The Making of Treaty 6
Following France’s surrender of its North American lands to England in the Treaty of
Paris, King George III needed to strengthen England’s control over its new territory. He
therefore decreed in the
Royal Proclamation of 1763: "And We do hereby strictly forbid,
on Pain of our Displeasure, all our loving Subjects from making any Purchases or Settlements
whatever, or taking Possession of any of the Lands reserved without our especial leave and
License for that Purpose first obtained." In other words, for settlers to move onto Aboriginal
lands, an agreement — in the form of a treaty — would have to "first [be] obtained" from the
First Peoples of that land. This proclamation set the stage for relations between European
newcomers and the First Peoples of the land now known as Canada.

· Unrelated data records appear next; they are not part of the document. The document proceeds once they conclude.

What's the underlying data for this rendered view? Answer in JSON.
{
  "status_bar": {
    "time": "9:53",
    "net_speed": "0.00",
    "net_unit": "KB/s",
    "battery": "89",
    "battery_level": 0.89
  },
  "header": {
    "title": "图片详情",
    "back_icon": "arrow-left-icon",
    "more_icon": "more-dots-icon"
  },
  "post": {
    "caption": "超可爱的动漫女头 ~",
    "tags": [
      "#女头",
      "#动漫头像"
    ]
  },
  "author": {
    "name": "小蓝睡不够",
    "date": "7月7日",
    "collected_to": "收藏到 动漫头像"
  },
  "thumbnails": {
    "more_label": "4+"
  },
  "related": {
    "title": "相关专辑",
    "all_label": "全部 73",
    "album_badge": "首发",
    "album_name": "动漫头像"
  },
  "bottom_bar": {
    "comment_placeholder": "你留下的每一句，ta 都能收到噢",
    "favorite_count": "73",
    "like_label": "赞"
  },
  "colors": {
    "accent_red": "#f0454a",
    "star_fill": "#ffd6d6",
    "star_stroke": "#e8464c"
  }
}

By the time Nova Scotia, New Brunswick, Ontario, and Quebec formed the Dominion of Canada
at Confederation in 1867, the Robinson Treaties, Upper Canada Land Surrenders, and Peace and
Friendship Treaties were already in place. After Confederation, the terms and responsibilities
outlined in the Royal Proclamation were passed from the British Crown to the newly formed
Dominion of Canada.
The young Dominion was well aware that American interests were expanding north,
looking towards the vast, largely unclaimed Northwest Territories. British controlled
settlement of northwest land was vital to ensure control of the region. The first
post-Confederation treaties were signed during the 1870s, when, as part of the terms
of bringing the province of British Columbia into the Dominion, the Canadian government
promised to build a transcontinental railway within ten years. Huge land concessions
were needed by the railway company, and the railway line would also encourage large-scale
immigration of settlers to the prairies. However, such a line would have to traverse
land previously recognized as belonging to the Aboriginal Peoples.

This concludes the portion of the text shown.